Another point not directly related with your question: since the number of your training samples is much smaller than the feature dimensions, it may be helpful to perform dimension reduction before feeding to classifier.
It looks like your training and test process are inconsistent. Although from your code you intend to standardize your data, you fail to do so during testing. What I mean:
clf = make_pipeline(StandardScaler(), LogReg)

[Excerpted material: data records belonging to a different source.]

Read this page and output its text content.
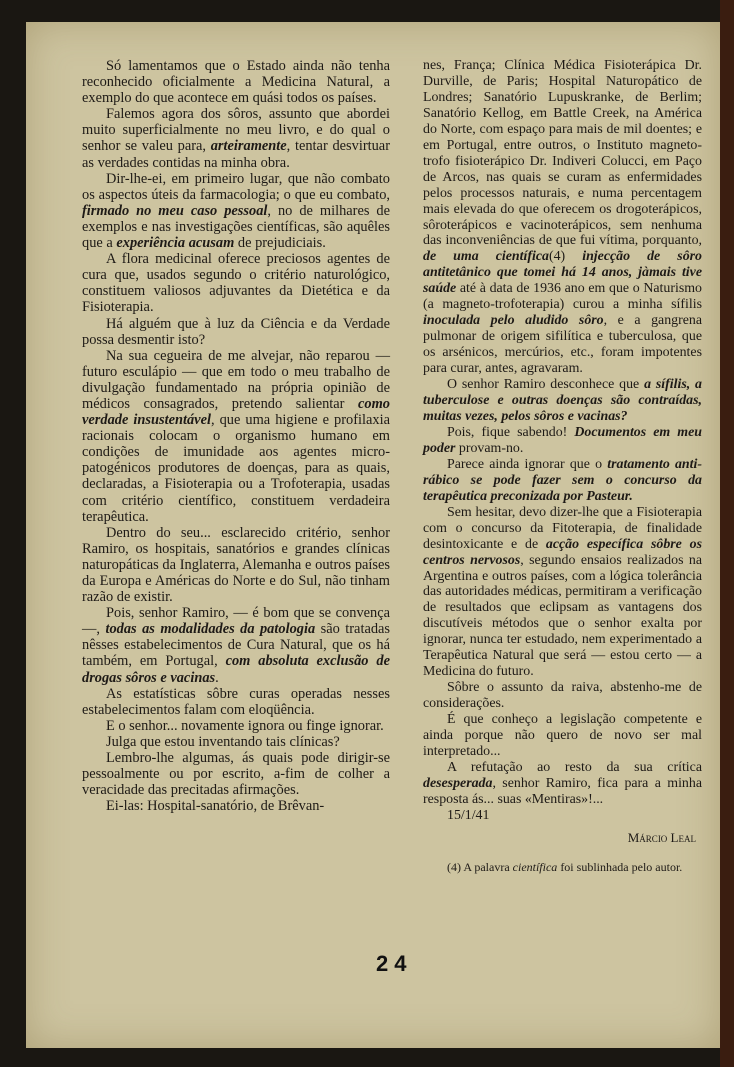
Só lamentamos que o Estado ainda não tenha reconhecido oficialmente a Medicina Natural, a exemplo do que acontece em quási todos os países.

Falemos agora dos sôros, assunto que abordei muito superficialmente no meu livro, e do qual o senhor se valeu para, arteiramente, tentar desvirtuar as verdades contidas na minha obra.

Dir-lhe-ei, em primeiro lugar, que não combato os aspectos úteis da farmacologia; o que eu combato, firmado no meu caso pessoal, no de milhares de exemplos e nas investigações científicas, são aquêles que a experiência acusam de prejudiciais.

A flora medicinal oferece preciosos agentes de cura que, usados segundo o critério naturológico, constituem valiosos adjuvantes da Dietética e da Fisioterapia.

Há alguém que à luz da Ciência e da Verdade possa desmentir isto?

Na sua cegueira de me alvejar, não reparou — futuro esculápio — que em todo o meu trabalho de divulgação fundamentado na própria opinião de médicos consagrados, pretendo salientar como verdade insustentável, que uma higiene e profilaxia racionais colocam o organismo humano em condições de imunidade aos agentes micro-patogénicos produtores de doenças, para as quais, declaradas, a Fisioterapia ou a Trofoterapia, usadas com critério científico, constituem verdadeira terapêutica.

Dentro do seu... esclarecido critério, senhor Ramiro, os hospitais, sanatórios e grandes clínicas naturopáticas da Inglaterra, Alemanha e outros países da Europa e Américas do Norte e do Sul, não tinham razão de existir.

Pois, senhor Ramiro, — é bom que se convença —, todas as modalidades da patologia são tratadas nêsses estabelecimentos de Cura Natural, que os há também, em Portugal, com absoluta exclusão de drogas sôros e vacinas.

As estatísticas sôbre curas operadas nesses estabelecimentos falam com eloqüência.

E o senhor... novamente ignora ou finge ignorar.

Julga que estou inventando tais clínicas?

Lembro-lhe algumas, ás quais pode dirigir-se pessoalmente ou por escrito, a-fim de colher a veracidade das precitadas afirmações.

Ei-las: Hospital-sanatório, de Brêvan-

nes, França; Clínica Médica Fisioterápica Dr. Durville, de Paris; Hospital Naturopático de Londres; Sanatório Lupuskranke, de Berlim; Sanatório Kellog, em Battle Creek, na América do Norte, com espaço para mais de mil doentes; e em Portugal, entre outros, o Instituto magneto-trofo fisioterápico Dr. Indiveri Colucci, em Paço de Arcos, nas quais se curam as enfermidades pelos processos naturais, e numa percentagem mais elevada do que oferecem os drogoterápicos, sôroterápicos e vacinoterápicos, sem nenhuma das inconveniências de que fui vítima, porquanto, de uma científica(4) injecção de sôro antitetânico que tomei há 14 anos, jàmais tive saúde até à data de 1936 ano em que o Naturismo (a magneto-trofoterapia) curou a minha sífilis inoculada pelo aludido sôro, e a gangrena pulmonar de origem sifilítica e tuberculosa, que os arsénicos, mercúrios, etc., foram impotentes para curar, antes, agravaram.

O senhor Ramiro desconhece que a sífilis, a tuberculose e outras doenças são contraídas, muitas vezes, pelos sôros e vacinas?

Pois, fique sabendo! Documentos em meu poder provam-no.

Parece ainda ignorar que o tratamento anti-rábico se pode fazer sem o concurso da terapêutica preconizada por Pasteur.

Sem hesitar, devo dizer-lhe que a Fisioterapia com o concurso da Fitoterapia, de finalidade desintoxicante e de acção específica sôbre os centros nervosos, segundo ensaios realizados na Argentina e outros países, com a lógica tolerância das autoridades médicas, permitiram a verificação de resultados que eclipsam as vantagens dos discutíveis métodos que o senhor exalta por ignorar, nunca ter estudado, nem experimentado a Terapêutica Natural que será — estou certo — a Medicina do futuro.

Sôbre o assunto da raiva, abstenho-me de considerações.

É que conheço a legislação competente e ainda porque não quero de novo ser mal interpretado...

A refutação ao resto da sua crítica desesperada, senhor Ramiro, fica para a minha resposta ás... suas «Mentiras»!...

15/1/41

Márcio Leal
(4) A palavra científica foi sublinhada pelo autor.
24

LogReg.fit(X_train, y_train)
Although you define a pipeline, you do not fit the pipeline (clf.fit) but only the Logistic Regression. This matters, because your cross-validated score is calculated with the pipeline (CV_score = cross_val_score(clf, X_train, y_train, cv=10, scoring='roc_auc')) but during test instead of using the pipeline as expected to predict, you use only LogReg, hence the test data are not standardized.
The second point you raise is different. In y_pred = cross_val_predict(clf, X_test, y_test, cv=5)
you get predictions by doing cross-validation on the test data, while ignoring the train data. Here, you do data standardization since you use clf and thus your score is high; this is evidence that the standardization step is important.
To summarize, standardizing the test data, I believe will improve your test score.
Firstly it makes no sense to have 258 features for 60 training items. Secondly CV=10 for 60 items means you split the data into 10 train/test sets. Each of these has 6 items only in the test set. So whatever results you obtain will be useless. You need more training data and less features.